Las malas noticias se iban repitiendo en Palo-Picado, Demajagua, etc..., hasta
que llegamos a Sabanilla, que dista de
Cuba treinta leguas, y de Holguín doce. En el indicado punto de Sabanilla nos
dijeron ya que S. E. estaba fuera de peligro, y, como V. puede suponer, esta
noticia nos quitó de encima grandísimo peso. Llegamos, por fin, ayer, a cosa de
las once de la mañana, y una hora después vimos la curación que practicaron los médicos. Hemos
llegado algo estropeados.
Vamos ahora al
atentado. El día en que esto sucedió, visitó el Sr. Arzobispo el cementerio, la
cárcel y el hospital con un humor tan alegre y festivo como acostumbra: fue el
viernes 1.° de febrero. Por la noche dio principio a la novena del Corazón de
María, y predicó bastante largo de la Virgen. Entre otras cosas, dijo que la
Virgen lo había salvado muchas veces de peligros inminentes de perder la vida. Tal
vez el asesino oyó esto. Concluido el sermón y cantado los gozos, salió S. E.
de la Iglesia acompañado de la multitud, como siempre. A pocos pasos fuera de
la puerta se acercó el asesino en ademan de quererle besar la mano, y llegando
su cara a la del Sr. Arzobispo, como si quisiera decirle algún secreto, le dio
la terrible cuchillada en la mejilla izquierda desde bajo la oreja hasta la
barba, penetrando la herida hasta la boca. Su S. E. retrocedió, y naturalmente
llevó la mano derecha hacia la parte
herida, y entonces recibió la segunda herida entre el dedo pulgar y muñeca.

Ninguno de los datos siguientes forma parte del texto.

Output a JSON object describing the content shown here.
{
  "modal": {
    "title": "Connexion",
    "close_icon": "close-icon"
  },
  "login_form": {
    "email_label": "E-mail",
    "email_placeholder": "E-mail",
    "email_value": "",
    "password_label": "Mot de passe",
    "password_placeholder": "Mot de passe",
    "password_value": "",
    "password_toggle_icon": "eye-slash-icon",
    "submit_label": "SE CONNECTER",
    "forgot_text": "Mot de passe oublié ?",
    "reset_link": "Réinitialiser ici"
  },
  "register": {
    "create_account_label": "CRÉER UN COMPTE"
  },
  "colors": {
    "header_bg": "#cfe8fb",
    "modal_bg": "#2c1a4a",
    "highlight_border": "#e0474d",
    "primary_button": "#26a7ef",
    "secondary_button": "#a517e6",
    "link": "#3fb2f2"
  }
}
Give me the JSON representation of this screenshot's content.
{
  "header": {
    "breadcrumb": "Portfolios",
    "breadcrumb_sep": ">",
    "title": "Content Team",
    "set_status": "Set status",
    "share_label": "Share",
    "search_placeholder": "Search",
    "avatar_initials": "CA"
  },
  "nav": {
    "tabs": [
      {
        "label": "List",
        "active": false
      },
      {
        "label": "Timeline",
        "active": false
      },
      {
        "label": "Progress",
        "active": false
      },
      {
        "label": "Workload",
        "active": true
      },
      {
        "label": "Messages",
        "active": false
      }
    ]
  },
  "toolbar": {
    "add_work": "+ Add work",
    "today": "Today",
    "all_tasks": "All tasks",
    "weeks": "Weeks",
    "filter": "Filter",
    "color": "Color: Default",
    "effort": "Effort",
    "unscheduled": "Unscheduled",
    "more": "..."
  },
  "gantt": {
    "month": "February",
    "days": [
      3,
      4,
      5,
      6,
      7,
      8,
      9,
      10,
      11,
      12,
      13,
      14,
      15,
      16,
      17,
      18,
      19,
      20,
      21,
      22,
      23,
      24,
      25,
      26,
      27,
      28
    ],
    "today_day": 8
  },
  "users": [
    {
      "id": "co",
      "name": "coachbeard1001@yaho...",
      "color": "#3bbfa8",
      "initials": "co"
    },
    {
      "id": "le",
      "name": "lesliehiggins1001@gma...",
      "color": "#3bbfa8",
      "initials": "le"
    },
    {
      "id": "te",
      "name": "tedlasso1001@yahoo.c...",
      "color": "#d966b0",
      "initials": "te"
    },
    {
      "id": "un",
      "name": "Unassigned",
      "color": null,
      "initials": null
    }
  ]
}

Algunos dicen que el asesino le tiró segunda vez, y que al parar este golpe
recibió esta herida, otros que una misma cuchillada hizo las dos heridas. El
Sr. Arzobispo, sin levantar la voz, dijo: «Quítenme a ese hombre.» El Sr.
Vicario Liado, que iba a su lado, se puso entre S. E. y el asesino, y asustado,
gritó: «¡Excmo. Señor, ¿qué es esto?». El paso que el Señor Arzobispo dio hacia
atrás facilitó esta interposición de Liado, la cual desconcertó al asesino,
quien no quería dejar incompleta su obra diabólica; y mientras estaba con el
brazo levantado, deliberando tal vez si debía degollar también a Liado, para
acometer de nuevo al Arzobispo, se echaron sobre él dos salvaguardias: uno lo
cogió del brazo que tenía levantado, y armado todavía con la navaja, y el otro
le aseguró por la cintura.
El Sr. Arzobispo perdió el anillo, que se encontró
lleno de sangre y algo abollado: el asesino soltó también su navaja, la cual
fue asimismo encontrada al lado del anillo.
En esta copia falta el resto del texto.